“nasıl olur da filmi çekilmez böyle bir yolculuğun?”
Hopa’dan, İskenderun’a kadar tüm kıyı
şeridimizdekilerden rica:
Sahilde soluk sarı bir banyo ördeği bulursanız,
üzerinde küçücük: “The First Years” yazıyorsa,
bilin ki elinizdeki çoook uzak yoldan gelmiş –
masal bir yolculukla Pasifik Okyanusu’ndan yola çıkan,
Bering Boğazı’ndan Arktik Okyanusu’na geçen,
Kuzey Kutbu’ndan da buzdağlarıyla birlikte,
Atlantik Okyanusu’na varmış ördeklerden birisidir
ve
bilim adına paha biçilmez katkınız için:
http://beachcombersalert.org/RubberDuckies.html
adresinden
Oşinograf Prof. Dr. Curtis Ebbesmeyer’e bildirilmelidir.
düş hekimi yalçın ergir -
http://www.ergir.com
**
** **
ÖRDEKLER FİRARDA
Bir Okyanus Masalı
Bir
varmış, bir yokmuş; Dünya denen mavi bir gezegen,
o
gezegende de büyük, çok büyük bir okyanus varmış.

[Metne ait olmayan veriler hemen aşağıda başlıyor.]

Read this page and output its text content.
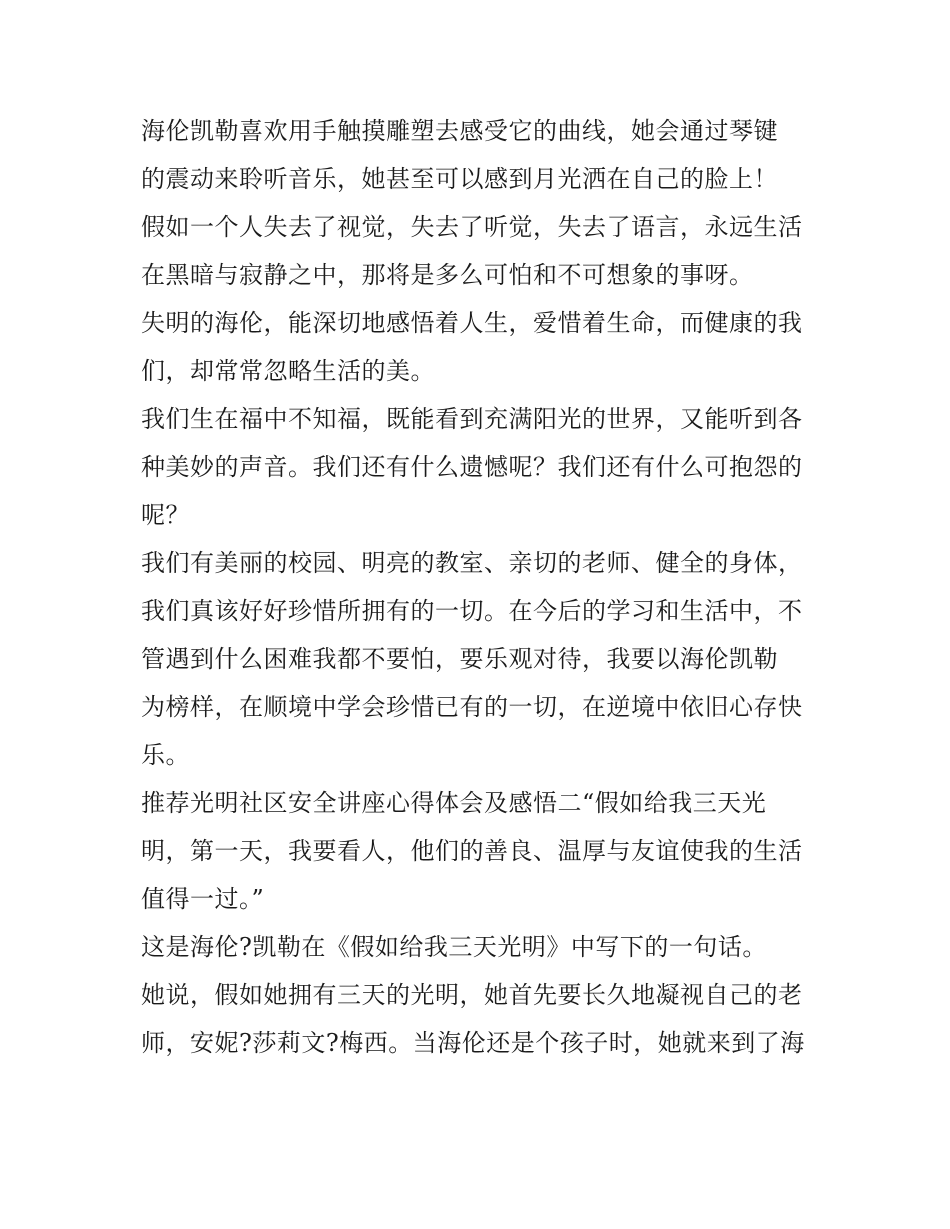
海伦凯勒喜欢用手触摸雕塑去感受它的曲线，她会通过琴键
的震动来聆听音乐，她甚至可以感到月光洒在自己的脸上！
假如一个人失去了视觉，失去了听觉，失去了语言，永远生活
在黑暗与寂静之中，那将是多么可怕和不可想象的事呀。
失明的海伦，能深切地感悟着人生，爱惜着生命，而健康的我
们，却常常忽略生活的美。
我们生在福中不知福，既能看到充满阳光的世界，又能听到各
种美妙的声音。我们还有什么遗憾呢？我们还有什么可抱怨的
呢？
我们有美丽的校园、明亮的教室、亲切的老师、健全的身体，
我们真该好好珍惜所拥有的一切。在今后的学习和生活中，不
管遇到什么困难我都不要怕，要乐观对待，我要以海伦凯勒
为榜样，在顺境中学会珍惜已有的一切，在逆境中依旧心存快
乐。
推荐光明社区安全讲座心得体会及感悟二“假如给我三天光
明，第一天，我要看人，他们的善良、温厚与友谊使我的生活
值得一过。”
这是海伦?凯勒在《假如给我三天光明》中写下的一句话。
她说，假如她拥有三天的光明，她首先要长久地凝视自己的老
师，安妮?莎莉文?梅西。当海伦还是个孩子时，她就来到了海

Pasifik isimli bu okyanusta ancak dev dalgalara
dayanıklı gemiler bir kıtadan ötekine yolculuk
yapabilirmiş.
Dünya
tarihiyle 10 Ocak 1992’de Hong Kong’dan, A.B.D.’nin batı
kıyısındaki Tacoma limanına doğru dev bir konteyner
gemisi yola çıkmış.
Koca
gemi, Kuzey Pasifik Okyanusu’nun ortalarındaki
Uluslararası Tarih Değiştirme Çizgisi (180. meridyen)
yakınlarına geldiğinde, muazzam bir fırtınaya
yakalanmış. Gemi, kibrit kutusu gibi dev dalgalarda bir
yükselir, bir sulara gömülürken, konteynerleri taşıyan
bağlantılardan bazıları kopmuş ve on iki konteyner
gemiden Pasifik’in azgın dalgalarına yuvarlanmış.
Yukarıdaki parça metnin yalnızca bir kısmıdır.